On a delta cradled in a valley through which seven rivers flow sits the city of Hiroshima. A bustling port town prior to World War 2, the atomic bomb dropped by America on August 6th, 1945 in flash rendered the landscape into a mass of ash, rubble, and death. The rivers however, remained. These ribbons of water cut through the irradiated desolation as they silently flowed into the sea. The attack and its aftermath, the modern defining moment of the Hiroshima's history, continues to inform and affect the city, one since reborn as a symbol of the possibility of peace arising from the destruction of war.
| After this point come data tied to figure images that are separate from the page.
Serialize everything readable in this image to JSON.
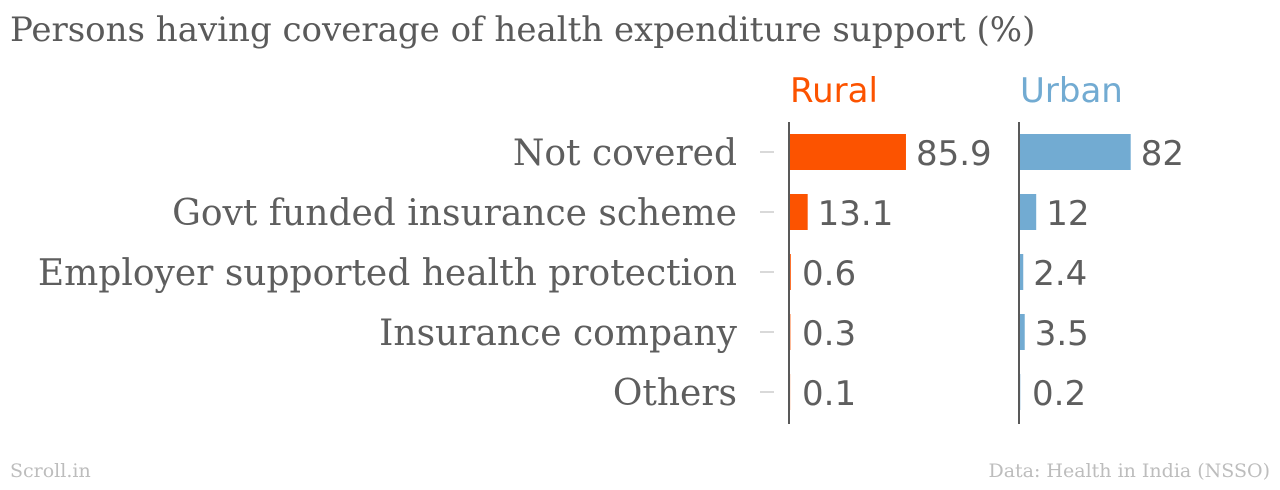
{
  "chart_data": {
    "type": "bar",
    "title": "Persons having coverage of health expenditure support (%)",
    "categories": [
      "Not covered",
      "Govt funded insurance scheme",
      "Employer supported health protection",
      "Insurance company",
      "Others"
    ],
    "series": [
      {
        "name": "Rural",
        "values": [
          85.9,
          13.1,
          0.6,
          0.3,
          0.1
        ],
        "color": "#fc5300"
      },
      {
        "name": "Urban",
        "values": [
          82,
          12,
          2.4,
          3.5,
          0.2
        ],
        "color": "#72abd2"
      }
    ],
    "value_labels": {
      "Rural": [
        "85.9",
        "13.1",
        "0.6",
        "0.3",
        "0.1"
      ],
      "Urban": [
        "82",
        "12",
        "2.4",
        "3.5",
        "0.2"
      ]
    },
    "xlim": [
      0,
      100
    ],
    "grid": false,
    "legend": "series names above panels"
  },
  "footer": {
    "source_left": "Scroll.in",
    "source_right": "Data: Health in India (NSSO)"
  }
}
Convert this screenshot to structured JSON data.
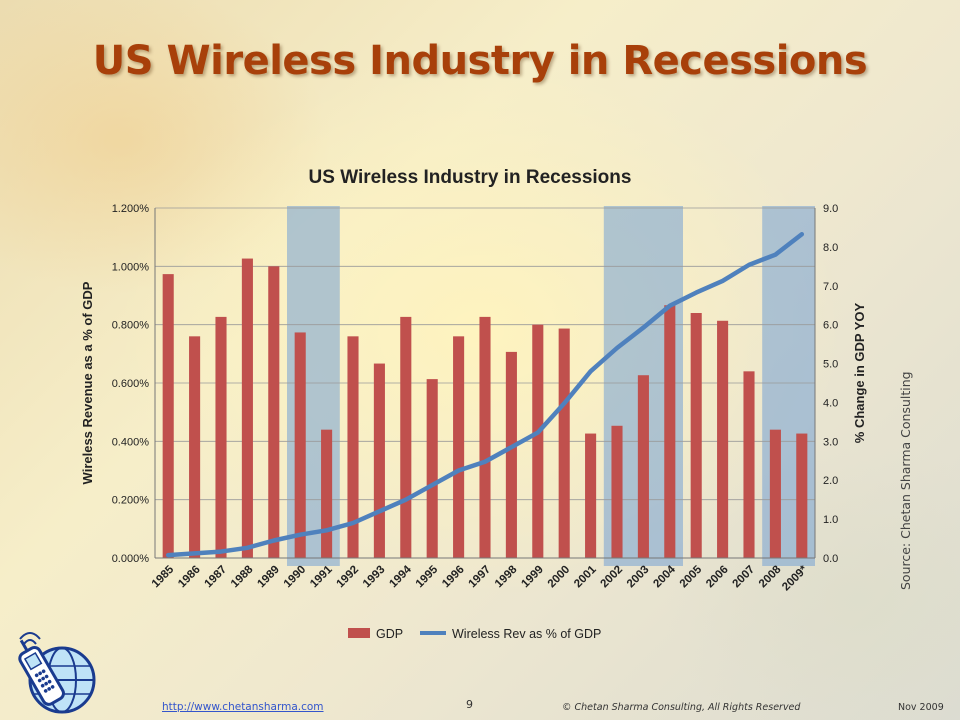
{
  "slide": {
    "title": "US Wireless Industry in Recessions",
    "source": "Source: Chetan Sharma Consulting",
    "footer_link": "http://www.chetansharma.com",
    "page_number": "9",
    "copyright": "© Chetan Sharma Consulting, All Rights Reserved",
    "date": "Nov 2009"
  },
  "colors": {
    "bar": "#c0504d",
    "line": "#4f81bd",
    "recession_band": "#7fa7d3",
    "title": "#a8400a"
  },
  "icons": {
    "logo": "satellite-phone-globe-icon"
  },
  "chart_data": {
    "type": "bar",
    "title": "US Wireless Industry in Recessions",
    "categories": [
      "1985",
      "1986",
      "1987",
      "1988",
      "1989",
      "1990",
      "1991",
      "1992",
      "1993",
      "1994",
      "1995",
      "1996",
      "1997",
      "1998",
      "1999",
      "2000",
      "2001",
      "2002",
      "2003",
      "2004",
      "2005",
      "2006",
      "2007",
      "2008",
      "2009*"
    ],
    "ylabel_left": "Wireless Revenue as a % of GDP",
    "ylabel_right": "% Change in GDP YOY",
    "ylim_left": [
      0,
      1.2
    ],
    "ylim_right": [
      0,
      9
    ],
    "yticks_left": [
      "0.000%",
      "0.200%",
      "0.400%",
      "0.600%",
      "0.800%",
      "1.000%",
      "1.200%"
    ],
    "yticks_right": [
      "0.0",
      "1.0",
      "2.0",
      "3.0",
      "4.0",
      "5.0",
      "6.0",
      "7.0",
      "8.0",
      "9.0"
    ],
    "grid": true,
    "legend_position": "bottom",
    "recession_periods": [
      [
        "1990",
        "1991"
      ],
      [
        "2002",
        "2004"
      ],
      [
        "2008",
        "2009*"
      ]
    ],
    "series": [
      {
        "name": "GDP",
        "type": "bar",
        "axis": "right",
        "values": [
          7.3,
          5.7,
          6.2,
          7.7,
          7.5,
          5.8,
          3.3,
          5.7,
          5.0,
          6.2,
          4.6,
          5.7,
          6.2,
          5.3,
          6.0,
          5.9,
          3.2,
          3.4,
          4.7,
          6.5,
          6.3,
          6.1,
          4.8,
          3.3,
          3.2
        ]
      },
      {
        "name": "Wireless Rev as % of GDP",
        "type": "line",
        "axis": "left",
        "values": [
          0.01,
          0.016,
          0.022,
          0.035,
          0.06,
          0.08,
          0.095,
          0.12,
          0.16,
          0.2,
          0.25,
          0.3,
          0.33,
          0.38,
          0.43,
          0.53,
          0.64,
          0.72,
          0.79,
          0.865,
          0.91,
          0.95,
          1.005,
          1.04,
          1.11
        ]
      }
    ]
  }
}
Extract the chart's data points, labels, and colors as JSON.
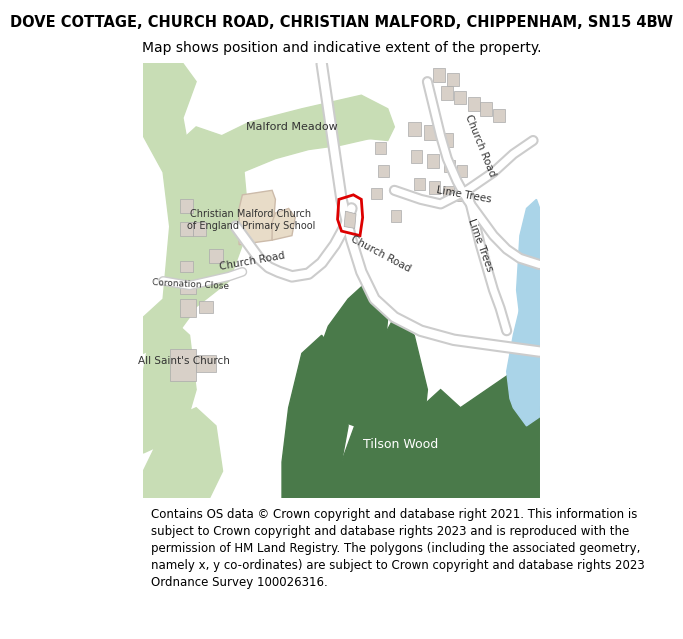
{
  "title_line1": "DOVE COTTAGE, CHURCH ROAD, CHRISTIAN MALFORD, CHIPPENHAM, SN15 4BW",
  "title_line2": "Map shows position and indicative extent of the property.",
  "footer_text": "Contains OS data © Crown copyright and database right 2021. This information is subject to Crown copyright and database rights 2023 and is reproduced with the permission of HM Land Registry. The polygons (including the associated geometry, namely x, y co-ordinates) are subject to Crown copyright and database rights 2023 Ordnance Survey 100026316.",
  "background_color": "#ffffff",
  "map_bg": "#f5f5f0",
  "light_green": "#c8ddb5",
  "dark_green": "#4a7a4a",
  "med_green": "#6aaa6a",
  "beige": "#e8dcc8",
  "road_color": "#ffffff",
  "road_outline": "#cccccc",
  "water_color": "#aad4e8",
  "building_color": "#d8d0c8",
  "building_outline": "#aaaaaa",
  "plot_outline": "#dd0000",
  "label_color": "#333333",
  "title_fontsize": 10.5,
  "subtitle_fontsize": 10,
  "footer_fontsize": 8.5
}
Photographic investigations and stories regarding the effects of the attack have been instigated by a variety of photographers over the past seventy years. Here Goes River by Aya Fujioka is an addition to this theme. A native of Hiroshima, her work stands separate from traditional rote photojournalism by way of a sensitivity in which only the eyes and lens of one who was raised in such a place can demonstrate. Fujioka's snapshot approach concerns itself less with morals or instruction for the future as it does suggest the elements of the city which reverberate its past in the present. Images of life, remembrance, mundane modernity, and innocence orbit the Atomic Bomb Dome- a structure and totem which acts as the nucleus of the series. All the while, the seven rivers flow through the pictures. Fujioka also evokes other rivers in her city- rivers of humanity in forms of tourists, of citizens, of shopping arcades, of Hiroshima's web of trolley cars in which its citizens ride. Her rivers are a flow of connections between individuals, society, of life and death. The resulting book is a moving river of moments, of photographs.